IT’S THE COMPANY YOU KEEP Using the logic Senator Pam Wallin uses in Wednesday’s Globe and Mail column, my mother, who hasn’t lived in the Auld Country since she married my father and moved to Canada in 1961, should be eligible to represent Scotland in the House of Lords. But Wallin should know better: the discussion of where she lives as opposed to what region she represents in the Canadian Senate is a crock. Her job is to genuflect on The Greatness That Is Stephen Harper, and to do that, it doesn’t matter whether she picks up her mail in Wadena, Toronto or Qo’nos, the home planet of the Klingon Empire.

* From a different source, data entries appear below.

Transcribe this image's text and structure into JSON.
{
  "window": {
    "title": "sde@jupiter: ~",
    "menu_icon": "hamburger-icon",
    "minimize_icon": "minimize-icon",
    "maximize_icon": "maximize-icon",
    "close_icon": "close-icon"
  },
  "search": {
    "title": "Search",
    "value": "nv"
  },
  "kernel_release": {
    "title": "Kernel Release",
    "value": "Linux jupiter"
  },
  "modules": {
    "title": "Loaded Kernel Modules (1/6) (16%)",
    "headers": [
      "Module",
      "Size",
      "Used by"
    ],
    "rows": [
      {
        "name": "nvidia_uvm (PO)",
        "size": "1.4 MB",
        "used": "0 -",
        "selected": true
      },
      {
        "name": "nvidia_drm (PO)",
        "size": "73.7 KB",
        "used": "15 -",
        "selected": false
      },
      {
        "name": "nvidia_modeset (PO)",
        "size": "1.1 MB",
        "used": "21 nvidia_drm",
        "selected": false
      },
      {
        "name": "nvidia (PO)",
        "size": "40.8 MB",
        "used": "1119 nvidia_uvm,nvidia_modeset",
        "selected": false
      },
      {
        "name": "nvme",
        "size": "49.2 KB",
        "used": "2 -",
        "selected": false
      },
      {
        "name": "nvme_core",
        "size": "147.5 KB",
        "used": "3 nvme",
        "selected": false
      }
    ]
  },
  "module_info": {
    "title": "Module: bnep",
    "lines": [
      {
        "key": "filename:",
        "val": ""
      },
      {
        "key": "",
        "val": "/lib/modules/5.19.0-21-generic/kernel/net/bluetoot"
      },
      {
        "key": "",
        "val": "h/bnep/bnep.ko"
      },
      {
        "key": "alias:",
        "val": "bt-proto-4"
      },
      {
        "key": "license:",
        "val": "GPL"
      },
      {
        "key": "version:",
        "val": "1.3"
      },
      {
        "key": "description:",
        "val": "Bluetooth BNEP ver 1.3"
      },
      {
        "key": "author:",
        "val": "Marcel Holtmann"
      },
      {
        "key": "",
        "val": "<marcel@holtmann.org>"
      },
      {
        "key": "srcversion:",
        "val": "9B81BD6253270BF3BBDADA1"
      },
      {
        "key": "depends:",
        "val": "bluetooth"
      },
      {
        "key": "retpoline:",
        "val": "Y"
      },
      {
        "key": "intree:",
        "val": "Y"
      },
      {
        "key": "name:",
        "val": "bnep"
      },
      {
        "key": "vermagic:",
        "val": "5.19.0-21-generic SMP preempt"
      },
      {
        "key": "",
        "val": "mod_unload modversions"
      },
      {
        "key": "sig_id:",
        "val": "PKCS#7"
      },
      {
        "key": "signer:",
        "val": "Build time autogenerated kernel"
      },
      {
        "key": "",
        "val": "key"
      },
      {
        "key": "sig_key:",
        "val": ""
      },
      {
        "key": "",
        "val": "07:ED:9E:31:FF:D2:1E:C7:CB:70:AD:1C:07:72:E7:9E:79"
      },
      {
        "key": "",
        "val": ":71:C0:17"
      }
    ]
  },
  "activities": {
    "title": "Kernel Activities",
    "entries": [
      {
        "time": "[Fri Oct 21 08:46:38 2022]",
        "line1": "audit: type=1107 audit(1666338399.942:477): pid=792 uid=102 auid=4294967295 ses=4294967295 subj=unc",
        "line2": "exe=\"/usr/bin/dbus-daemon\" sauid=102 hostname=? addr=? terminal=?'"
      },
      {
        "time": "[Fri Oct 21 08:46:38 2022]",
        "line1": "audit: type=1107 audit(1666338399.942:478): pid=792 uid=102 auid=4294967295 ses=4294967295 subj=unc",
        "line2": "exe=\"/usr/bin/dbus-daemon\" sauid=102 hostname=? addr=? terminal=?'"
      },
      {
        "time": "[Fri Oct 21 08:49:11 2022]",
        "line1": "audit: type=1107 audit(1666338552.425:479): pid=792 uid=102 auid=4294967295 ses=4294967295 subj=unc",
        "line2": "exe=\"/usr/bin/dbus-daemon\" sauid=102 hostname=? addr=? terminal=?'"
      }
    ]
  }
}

IT’S THE COMPANY YOU KEEP (PART 2) Liberal Leadership candidate Justin Trudeau came in for some grief recently when he questioned the quality of Senate appointments made by Prime Minister Harper. In a way he’s quite naive to expect people to merely acquiesce in changing the porkers feeding at the public trough. But Trudeau is right in a way. Mr. Armchair Psychologist says that Harper is a deeply insecure person, and like everyone who has put himself in a totalitarian position (Hitler, Stalin, Richard III, Nixon, Dick Cheney), Harper surrounds himself with people who appear incapable of independent thought or action because he’s scared that if anyone else can prove they can do a better job than him, they could potentially oust him.

SOMEWHERE AN NRA MEMBER IS CONSIDERING CHRISTOPER DORNAN A PATRIOT One of the major reasons the National Rifle Association says Americans need their guns is that that they need to be able to take on the government when (in their opinion) the government is acting tyrannically. It seems to me that Christopher Dornan filled all the boxes in the NRA’s checklist … and look what happened to him

HE ALSO TESTED POSITIVE FOR BALL Hedo Turkoglu, during his time with the NBA’s Toronto Raptors, didn’t do much for his mega-salary except exhale carbon dioxide, which the plants in the Air Canada Centre need to breathe. He’s now with Orlando Magic, one of the NBA’s worst teams – or, he will be in 21 games, after he serves his suspension for taking banned substances. This merely gives me an excuse to YouTube the greatest interview in Canadian basketball history.

THIS IS WHY GARRY BREITKREUZ NOW WANTS THE FEDERAL GOVERNMENT TO PROHIBIT THE REGISTRATION OF DILDOS An Ontario Provincial Police officer, a Toronto tow-truck driver, an interrogation room, and two sex toys. Usually, the porno parody comes first. Thankfully, the charges against the tow-truck driver were dropped.